The results of the smoothing can be seen in the following figure. The position, velocity, and acceleration are shown in the first three subplots. The bias and sensitivity errors are shown in the last subplot.

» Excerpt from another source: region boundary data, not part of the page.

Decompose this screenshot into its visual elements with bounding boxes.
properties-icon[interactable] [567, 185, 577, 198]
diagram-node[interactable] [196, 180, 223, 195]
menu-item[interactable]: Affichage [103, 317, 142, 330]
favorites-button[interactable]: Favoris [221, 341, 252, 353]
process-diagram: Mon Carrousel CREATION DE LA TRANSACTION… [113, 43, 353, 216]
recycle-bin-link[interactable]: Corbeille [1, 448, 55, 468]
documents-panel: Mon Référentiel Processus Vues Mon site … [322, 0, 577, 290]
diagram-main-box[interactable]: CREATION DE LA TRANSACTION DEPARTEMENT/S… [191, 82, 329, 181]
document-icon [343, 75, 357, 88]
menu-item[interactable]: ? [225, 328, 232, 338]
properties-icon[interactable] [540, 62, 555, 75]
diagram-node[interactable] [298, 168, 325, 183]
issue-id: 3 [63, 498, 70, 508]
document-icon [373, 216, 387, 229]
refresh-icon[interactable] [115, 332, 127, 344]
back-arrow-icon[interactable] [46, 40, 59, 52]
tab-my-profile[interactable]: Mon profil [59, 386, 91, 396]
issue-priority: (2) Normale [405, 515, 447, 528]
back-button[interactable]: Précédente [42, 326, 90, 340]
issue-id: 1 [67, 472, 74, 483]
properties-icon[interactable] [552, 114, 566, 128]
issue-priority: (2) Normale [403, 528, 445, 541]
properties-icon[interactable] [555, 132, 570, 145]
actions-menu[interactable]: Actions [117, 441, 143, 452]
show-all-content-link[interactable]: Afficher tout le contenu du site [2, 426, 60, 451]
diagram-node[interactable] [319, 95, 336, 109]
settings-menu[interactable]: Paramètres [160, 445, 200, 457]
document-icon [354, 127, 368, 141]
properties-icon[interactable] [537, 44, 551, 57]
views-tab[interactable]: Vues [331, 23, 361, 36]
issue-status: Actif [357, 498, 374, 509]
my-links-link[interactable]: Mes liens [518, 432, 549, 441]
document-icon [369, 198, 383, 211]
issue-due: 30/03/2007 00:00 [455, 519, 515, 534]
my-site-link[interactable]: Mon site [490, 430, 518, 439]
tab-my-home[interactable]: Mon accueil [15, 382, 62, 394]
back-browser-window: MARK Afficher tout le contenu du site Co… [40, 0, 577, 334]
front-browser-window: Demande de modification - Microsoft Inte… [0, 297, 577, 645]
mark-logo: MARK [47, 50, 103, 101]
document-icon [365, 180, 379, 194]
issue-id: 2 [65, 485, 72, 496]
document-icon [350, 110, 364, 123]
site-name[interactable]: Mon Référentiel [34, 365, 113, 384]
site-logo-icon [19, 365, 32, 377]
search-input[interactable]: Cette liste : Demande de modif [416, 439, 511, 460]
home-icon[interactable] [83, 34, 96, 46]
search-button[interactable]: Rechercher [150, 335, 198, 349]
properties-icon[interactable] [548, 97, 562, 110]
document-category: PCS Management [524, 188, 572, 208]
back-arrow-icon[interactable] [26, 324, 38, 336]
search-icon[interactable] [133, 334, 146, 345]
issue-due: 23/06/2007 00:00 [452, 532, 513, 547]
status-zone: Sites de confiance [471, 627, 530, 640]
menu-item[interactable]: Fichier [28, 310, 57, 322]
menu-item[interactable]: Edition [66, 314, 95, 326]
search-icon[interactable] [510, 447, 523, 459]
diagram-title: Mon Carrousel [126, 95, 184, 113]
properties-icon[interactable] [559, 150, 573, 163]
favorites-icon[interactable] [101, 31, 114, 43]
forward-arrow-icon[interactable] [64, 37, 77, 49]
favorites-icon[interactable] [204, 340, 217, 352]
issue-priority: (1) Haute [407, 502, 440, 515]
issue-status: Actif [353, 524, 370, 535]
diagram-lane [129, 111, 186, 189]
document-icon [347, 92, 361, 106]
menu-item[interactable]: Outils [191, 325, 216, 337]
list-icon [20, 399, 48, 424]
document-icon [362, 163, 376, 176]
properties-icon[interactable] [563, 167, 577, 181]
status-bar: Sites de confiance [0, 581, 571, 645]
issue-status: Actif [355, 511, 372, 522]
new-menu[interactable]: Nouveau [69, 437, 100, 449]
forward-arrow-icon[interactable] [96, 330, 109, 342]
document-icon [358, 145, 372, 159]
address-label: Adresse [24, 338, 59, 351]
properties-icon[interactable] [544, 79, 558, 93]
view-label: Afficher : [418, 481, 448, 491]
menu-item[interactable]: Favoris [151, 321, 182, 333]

Results of the extended Kalman filter and RTS smoother

Conclusion

The Extended Kalman Filter (EKF) was derived and applied to a single-axis movement estimation. The results show that the EKF is able to estimate the bias and sensitivity of the accelerometer. However, an EKF with a sensitivity performed worse than a LKF without sensitivity in our tests. But, if smoothing, the EKF-RTS approach performed a bit better than the LKF-RTS approach.